程今看了眼自己身上穿的单衣。
ktv里暖气开的足,将窗外的寒凉尽数排除在外。
耳边的音响无边轰鸣,眼前的场景悠然宁静,巨大的反差骤然降落在面前,像是囫囵一场大梦,清醒时分,恍惚不知何年。
盛夏到隆冬,两季时光,原来不过是弹指一挥间。
“或许……”她喃喃道。
“什么?”严沫问。
程今却摇了摇头,没再说话。
或许从始至终,都是她的自作多情罢。
跨江大桥上的车祸比许西泽想象的还要惨烈。
市立医院从上到下已经乱成了一锅粥,等许西泽他们到的时候,还源源不断有伤患从院外送来。
他们在三楼的一间手术室外找到了苏贺辞和许兆阳。
两个少年被一群西装革履的中年男人围在中间,苏贺辞还能仗着那张不说人话的嘴应付一二,许兆阳则是彻底懵了。

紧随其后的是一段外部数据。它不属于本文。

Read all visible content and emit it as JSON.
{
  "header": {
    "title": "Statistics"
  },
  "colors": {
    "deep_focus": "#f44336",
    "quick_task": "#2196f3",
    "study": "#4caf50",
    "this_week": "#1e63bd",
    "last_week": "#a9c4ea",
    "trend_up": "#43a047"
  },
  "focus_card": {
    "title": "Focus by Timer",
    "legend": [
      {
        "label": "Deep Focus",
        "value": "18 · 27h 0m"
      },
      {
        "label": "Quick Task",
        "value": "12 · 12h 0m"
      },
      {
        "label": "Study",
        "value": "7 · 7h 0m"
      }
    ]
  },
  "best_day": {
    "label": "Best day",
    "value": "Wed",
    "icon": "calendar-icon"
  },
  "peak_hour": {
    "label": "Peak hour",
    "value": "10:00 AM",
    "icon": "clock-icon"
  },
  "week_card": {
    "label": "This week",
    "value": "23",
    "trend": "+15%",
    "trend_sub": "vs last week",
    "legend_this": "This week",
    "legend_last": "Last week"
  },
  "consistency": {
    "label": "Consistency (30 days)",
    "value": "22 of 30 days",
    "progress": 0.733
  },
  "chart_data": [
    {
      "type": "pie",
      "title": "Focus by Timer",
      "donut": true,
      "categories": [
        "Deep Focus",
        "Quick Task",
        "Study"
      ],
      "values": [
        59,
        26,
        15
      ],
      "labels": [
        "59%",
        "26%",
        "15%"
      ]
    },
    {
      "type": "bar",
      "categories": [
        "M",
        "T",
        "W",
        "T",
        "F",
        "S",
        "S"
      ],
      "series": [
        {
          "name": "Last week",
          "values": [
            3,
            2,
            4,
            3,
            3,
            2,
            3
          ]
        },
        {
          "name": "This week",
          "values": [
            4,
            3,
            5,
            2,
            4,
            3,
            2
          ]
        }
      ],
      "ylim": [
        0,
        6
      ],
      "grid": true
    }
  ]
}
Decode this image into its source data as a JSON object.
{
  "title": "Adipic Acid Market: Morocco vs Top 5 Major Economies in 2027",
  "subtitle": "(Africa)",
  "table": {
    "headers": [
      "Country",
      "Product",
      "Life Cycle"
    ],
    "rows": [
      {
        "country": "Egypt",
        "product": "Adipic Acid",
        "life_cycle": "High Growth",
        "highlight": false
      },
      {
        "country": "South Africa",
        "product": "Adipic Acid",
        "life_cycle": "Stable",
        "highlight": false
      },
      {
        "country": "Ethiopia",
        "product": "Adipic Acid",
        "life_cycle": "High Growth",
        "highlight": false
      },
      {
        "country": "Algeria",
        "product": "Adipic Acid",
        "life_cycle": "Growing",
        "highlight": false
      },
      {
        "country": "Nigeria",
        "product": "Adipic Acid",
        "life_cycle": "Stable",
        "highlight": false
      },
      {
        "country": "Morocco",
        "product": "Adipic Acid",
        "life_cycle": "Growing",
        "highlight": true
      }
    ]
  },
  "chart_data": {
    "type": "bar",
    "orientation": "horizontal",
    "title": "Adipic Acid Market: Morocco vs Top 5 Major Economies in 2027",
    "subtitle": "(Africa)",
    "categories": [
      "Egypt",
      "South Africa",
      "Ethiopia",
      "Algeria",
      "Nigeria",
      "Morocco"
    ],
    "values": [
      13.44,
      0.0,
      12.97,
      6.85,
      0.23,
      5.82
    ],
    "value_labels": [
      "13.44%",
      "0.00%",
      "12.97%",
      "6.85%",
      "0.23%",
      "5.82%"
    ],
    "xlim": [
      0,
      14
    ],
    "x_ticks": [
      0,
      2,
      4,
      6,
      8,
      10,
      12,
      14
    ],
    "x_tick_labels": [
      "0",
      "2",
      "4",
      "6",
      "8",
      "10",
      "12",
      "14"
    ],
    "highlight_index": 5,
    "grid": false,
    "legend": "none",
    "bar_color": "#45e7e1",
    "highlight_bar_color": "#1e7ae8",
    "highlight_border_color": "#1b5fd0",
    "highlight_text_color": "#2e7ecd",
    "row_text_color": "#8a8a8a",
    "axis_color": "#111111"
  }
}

身后的手术室图标还亮着危险的红灯,人心便已经寻着不确定的可能找上了门。
许西泽冷着脸出现在众人面前。
这种时候,倒是要多亏了许群山曾经不遗余力地拉许西泽出去充门面,这帮中年人没人不认识这位许家的大公子。
嘈杂的手术室外顿时像是被人装了□□,把所有的张牙舞爪都塞进了忌惮的口袋。
许群山最终被确诊为慢性意识障碍,俗称就是植物人。
醒来的机会有,但短时间内估计可能性不大。